The city was skirted by a wide river with thick vegetation on either bank, and oddly, the water seemed to be… hissing. Jose knelt down on the bank, and, picking up a stick, prodded the river. He cringed when he pulled the stick out. “Dios mio! Senor, the river is full of scorpions!”
“Well, glad I wasn’t in the mood for swimming…”
Jose scratched his chin. “Obviously, this is a challenge of wits, si? Clearly, joo and Jose are supposed to figure out how to cross the river… maybe there is a raft we can make?”
“Jose…”
The bovine waved Victor off. “Sh, quiet, senor, Jose is thinking! Mama always warned Jose to be careful when he did that! We could… make a raft, or, is there a way to tame the scorpions? Maybe they are friendly?”
“Jose-”
“Do not interrupt, amigo, it is rude! Jose almost has it… we must… answer a riddle? Si, si! That is always in the stories. The scorpions have a riddle for us!” He knelt down to the bank, speaking to the scorpions writhing in the river. “Pequino amigos, we are ready for joor riddle!”
“Jose!” Victor pulled him back. “Or- and this is just a crazy thought, here-” he jerked his thumb behind him, where a large, arched bridge spanned across the infested river. “We take the bridge.”
Jose looked from the river, to Victor, to the bridge. “Ah, well, si, amigo, if joo want to take the easy way.”

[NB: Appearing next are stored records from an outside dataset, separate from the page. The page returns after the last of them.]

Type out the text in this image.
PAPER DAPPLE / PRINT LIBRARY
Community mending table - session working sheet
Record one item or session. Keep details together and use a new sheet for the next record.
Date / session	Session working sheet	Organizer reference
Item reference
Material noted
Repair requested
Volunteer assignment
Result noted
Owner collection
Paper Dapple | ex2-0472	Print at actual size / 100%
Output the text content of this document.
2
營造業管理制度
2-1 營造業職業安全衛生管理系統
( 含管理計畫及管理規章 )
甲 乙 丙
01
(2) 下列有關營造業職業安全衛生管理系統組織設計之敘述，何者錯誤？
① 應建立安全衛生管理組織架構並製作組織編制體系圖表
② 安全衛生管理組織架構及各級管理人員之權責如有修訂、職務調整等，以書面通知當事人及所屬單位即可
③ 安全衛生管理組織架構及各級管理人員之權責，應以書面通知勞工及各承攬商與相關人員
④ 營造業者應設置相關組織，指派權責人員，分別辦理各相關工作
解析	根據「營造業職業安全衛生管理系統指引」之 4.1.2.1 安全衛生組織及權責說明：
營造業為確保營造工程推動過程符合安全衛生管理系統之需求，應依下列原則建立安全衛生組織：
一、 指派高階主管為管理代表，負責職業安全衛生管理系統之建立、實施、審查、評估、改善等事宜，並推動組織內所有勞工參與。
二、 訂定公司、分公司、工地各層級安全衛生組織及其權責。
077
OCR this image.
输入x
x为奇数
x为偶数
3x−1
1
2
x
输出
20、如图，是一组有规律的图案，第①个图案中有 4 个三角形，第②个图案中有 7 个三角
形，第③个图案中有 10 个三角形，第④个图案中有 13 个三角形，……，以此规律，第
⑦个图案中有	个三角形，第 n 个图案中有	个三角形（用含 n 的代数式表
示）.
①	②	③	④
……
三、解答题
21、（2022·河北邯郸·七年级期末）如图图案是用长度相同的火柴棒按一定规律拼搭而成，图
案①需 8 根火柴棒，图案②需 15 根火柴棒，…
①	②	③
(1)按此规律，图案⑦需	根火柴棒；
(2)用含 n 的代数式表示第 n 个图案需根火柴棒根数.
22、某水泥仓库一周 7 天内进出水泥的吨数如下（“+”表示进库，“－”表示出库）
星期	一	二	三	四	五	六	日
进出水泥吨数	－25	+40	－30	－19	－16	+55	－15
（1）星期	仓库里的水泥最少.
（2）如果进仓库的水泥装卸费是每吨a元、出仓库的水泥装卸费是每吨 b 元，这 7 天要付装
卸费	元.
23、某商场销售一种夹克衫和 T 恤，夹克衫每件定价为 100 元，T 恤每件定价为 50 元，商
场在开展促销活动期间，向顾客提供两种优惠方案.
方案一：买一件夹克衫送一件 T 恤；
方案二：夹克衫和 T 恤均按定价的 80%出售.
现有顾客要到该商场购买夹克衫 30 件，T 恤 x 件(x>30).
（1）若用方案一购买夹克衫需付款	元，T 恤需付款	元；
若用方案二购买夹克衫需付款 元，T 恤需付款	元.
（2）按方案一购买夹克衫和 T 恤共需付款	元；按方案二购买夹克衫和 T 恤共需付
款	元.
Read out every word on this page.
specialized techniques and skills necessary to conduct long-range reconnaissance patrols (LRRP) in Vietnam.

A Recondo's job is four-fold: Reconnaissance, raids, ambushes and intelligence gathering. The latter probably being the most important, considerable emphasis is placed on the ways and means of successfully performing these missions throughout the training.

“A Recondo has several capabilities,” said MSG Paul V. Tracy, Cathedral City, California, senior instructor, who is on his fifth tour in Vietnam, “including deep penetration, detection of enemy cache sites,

The two shuffled into the city, and they immediately ducked into an alley; the city was inhabited entirely by the dead. Skeletal specters and spirits passed through the streets; they seemed to be celebrating. Strange, bright green drinks that glowed in the gloom were shared liberally, and alien music filled the air. Jose grimaced. “They are skinnier than us, amigo! Joo and Jose could take them… but maybe not… all of them. How can we blend in?”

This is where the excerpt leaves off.